Miranda Monroe’s grandparents lived in their NE Portland home for 60 years before Miranda and her sister inherited the home in 2014. Although not fully prepared to take over the maintenance of the home, Miranda understood the importance of keeping the family legacy going and her grandparent’s home was a big part of that history.
“My grandmother left it for us to be able to connect with each other—to be able to have generational wealth, and to have something to pass on to our children. My four-year-old son didn't get to meet her, but he thinks he can feel her presence in the house—he even creeps around as if we have to be quiet!”
The aging home needed significant repairs, though, and Miranda became concerned about the growing number of complaints from neighbors, cash offers from flippers, even calls from the City about blight and reports that the property was abandoned.
The cost of addressing major repairs such as leaky roofs, electrical hazards, or falling porches in the older N/NE Portland housing stock can put homeowners at risk of losing their home—something Miranda is all too familiar with.
“There are probably four original homeowners on the block—and I just knew that this house would not be for sale. You don't get another family home like this. If you can save it, you do so because it is not something that is common these days.”
To prevent displacement of longtime N/NE Portland homeowners, PHB supports home retention through a number of programs and resources, including 0% interest loans and grants, to help low-and moderate-income homeowners, seniors, and people with disabilities make the repairs and accessibility modifications to continue living safely in their homes.
Struggling to pay for the repairs and hoping to avoid costly fines, Miranda was relieved to learn that she qualified for PHB’s Lead Paint Abatement Program as well as a Home Repair Loan.
Many residents of N/NE Portland have reason to be weary of low-interest loans offers. “When we were told about programs, we were also being told you have a lien against your home, and your home is in danger of being taken,” she says. PHB’s Home Repair Loan is designed to stabilize current homeowners by addressing home repairs that would impact their health, safety, and ability to retain their homes long term—and the loan is completely forgiven after 15 years.
Molly Luft, Lead Grant Coordinator at PHB, worked with Miranda to get many of the needed repairs done and also connected her to Rebuilding Together, a nonprofit organization that helps low-income homeowners with home repairs at no cost.

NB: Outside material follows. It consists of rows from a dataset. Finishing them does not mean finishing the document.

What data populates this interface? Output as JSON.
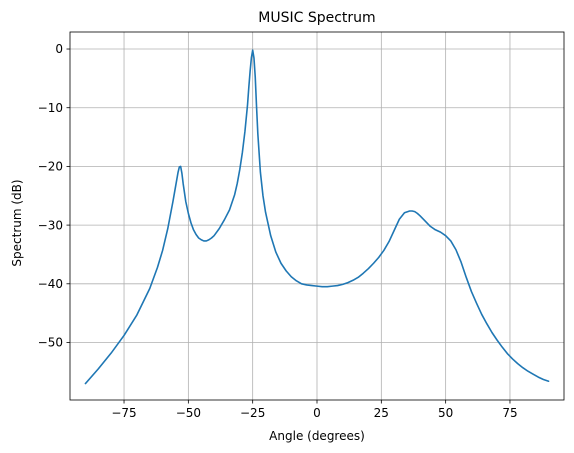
{
  "chart_data": {
    "type": "line",
    "title": "MUSIC Spectrum",
    "xlabel": "Angle (degrees)",
    "ylabel": "Spectrum (dB)",
    "xlim": [
      -96,
      96
    ],
    "ylim": [
      -59.8,
      2.9
    ],
    "xticks": [
      -75,
      -50,
      -25,
      0,
      25,
      50,
      75
    ],
    "yticks": [
      0,
      -10,
      -20,
      -30,
      -40,
      -50
    ],
    "grid": true,
    "line_color": "#1f77b4",
    "series": [
      {
        "x": [
          -90,
          -85,
          -80,
          -75,
          -70,
          -65,
          -62,
          -60,
          -58,
          -56,
          -55,
          -54,
          -53.5,
          -53,
          -52.5,
          -52,
          -51,
          -50,
          -49,
          -48,
          -47,
          -46,
          -45,
          -44,
          -43,
          -42,
          -41,
          -40,
          -38,
          -36,
          -34,
          -32,
          -31,
          -30,
          -29,
          -28,
          -27,
          -26.5,
          -26,
          -25.5,
          -25,
          -24.5,
          -24,
          -23.5,
          -23,
          -22,
          -21,
          -20,
          -18,
          -16,
          -14,
          -12,
          -10,
          -8,
          -6,
          -4,
          -2,
          0,
          2,
          4,
          6,
          8,
          10,
          12,
          14,
          16,
          18,
          20,
          22,
          24,
          26,
          28,
          30,
          32,
          34,
          36,
          37,
          38,
          39,
          40,
          42,
          44,
          46,
          48,
          50,
          52,
          54,
          56,
          58,
          60,
          62,
          64,
          66,
          68,
          70,
          72,
          74,
          76,
          78,
          80,
          82,
          84,
          86,
          88,
          90
        ],
        "values": [
          -57.0,
          -54.5,
          -51.8,
          -48.8,
          -45.3,
          -40.8,
          -37.2,
          -34.3,
          -30.6,
          -26.0,
          -23.5,
          -21.0,
          -20.1,
          -20.0,
          -21.2,
          -23.0,
          -26.0,
          -28.0,
          -29.6,
          -30.8,
          -31.6,
          -32.2,
          -32.5,
          -32.7,
          -32.7,
          -32.5,
          -32.2,
          -31.8,
          -30.6,
          -29.1,
          -27.4,
          -24.8,
          -22.9,
          -20.5,
          -17.6,
          -14.0,
          -9.5,
          -6.5,
          -3.8,
          -1.5,
          -0.2,
          -1.5,
          -4.8,
          -9.8,
          -14.4,
          -21.0,
          -25.0,
          -27.8,
          -31.8,
          -34.6,
          -36.5,
          -37.8,
          -38.8,
          -39.5,
          -40.0,
          -40.2,
          -40.3,
          -40.4,
          -40.5,
          -40.5,
          -40.4,
          -40.3,
          -40.1,
          -39.8,
          -39.4,
          -38.9,
          -38.2,
          -37.4,
          -36.5,
          -35.5,
          -34.3,
          -32.8,
          -30.9,
          -29.0,
          -27.9,
          -27.6,
          -27.6,
          -27.7,
          -28.0,
          -28.4,
          -29.3,
          -30.2,
          -30.8,
          -31.2,
          -31.8,
          -32.7,
          -34.2,
          -36.3,
          -38.9,
          -41.3,
          -43.3,
          -45.2,
          -46.8,
          -48.3,
          -49.6,
          -50.8,
          -51.9,
          -52.8,
          -53.6,
          -54.3,
          -54.9,
          -55.4,
          -55.9,
          -56.3,
          -56.6
        ]
      }
    ]
  }
}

On a rainy Saturday in April, a group of volunteers from Rebuilding Together and PHB showed up to help Miranda clear out the house, tear down the existing deck, and start rebuilding a new one.
“That experience was a blessing… it helped a lot for a team to come together and volunteer to help me clear out my house. I felt grateful just to know that there were people that were willing to take time out of their lives to help me get things from four stories of a house—from the attic to the basement, including all sorts of things from the 1950’s onward.”
Miranda also received a grant from the Portland Clean Energy Fund to replace the hot water heater and make critical electrical repairs, including the installation of a new electrical panel.
Today, the house has a fresh coat of paint, a new roof and gutters, a repaired sewer line, and will soon have a new side deck and front porch. Above all, she is grateful to remain in the neighborhood. She recalls how before passing, her grandmother had witnessed gentrification in the neighborhood at such a rapid pace that it was disorienting for her. “I became her driver at one point,” Miranda shared, “And she would ask ‘where are we?’ I would say ‘we are around the corner—on Vancouver,’ and she just couldn’t believe it. That is why it is so important that we kept the family home. I know my grandmother is happy.”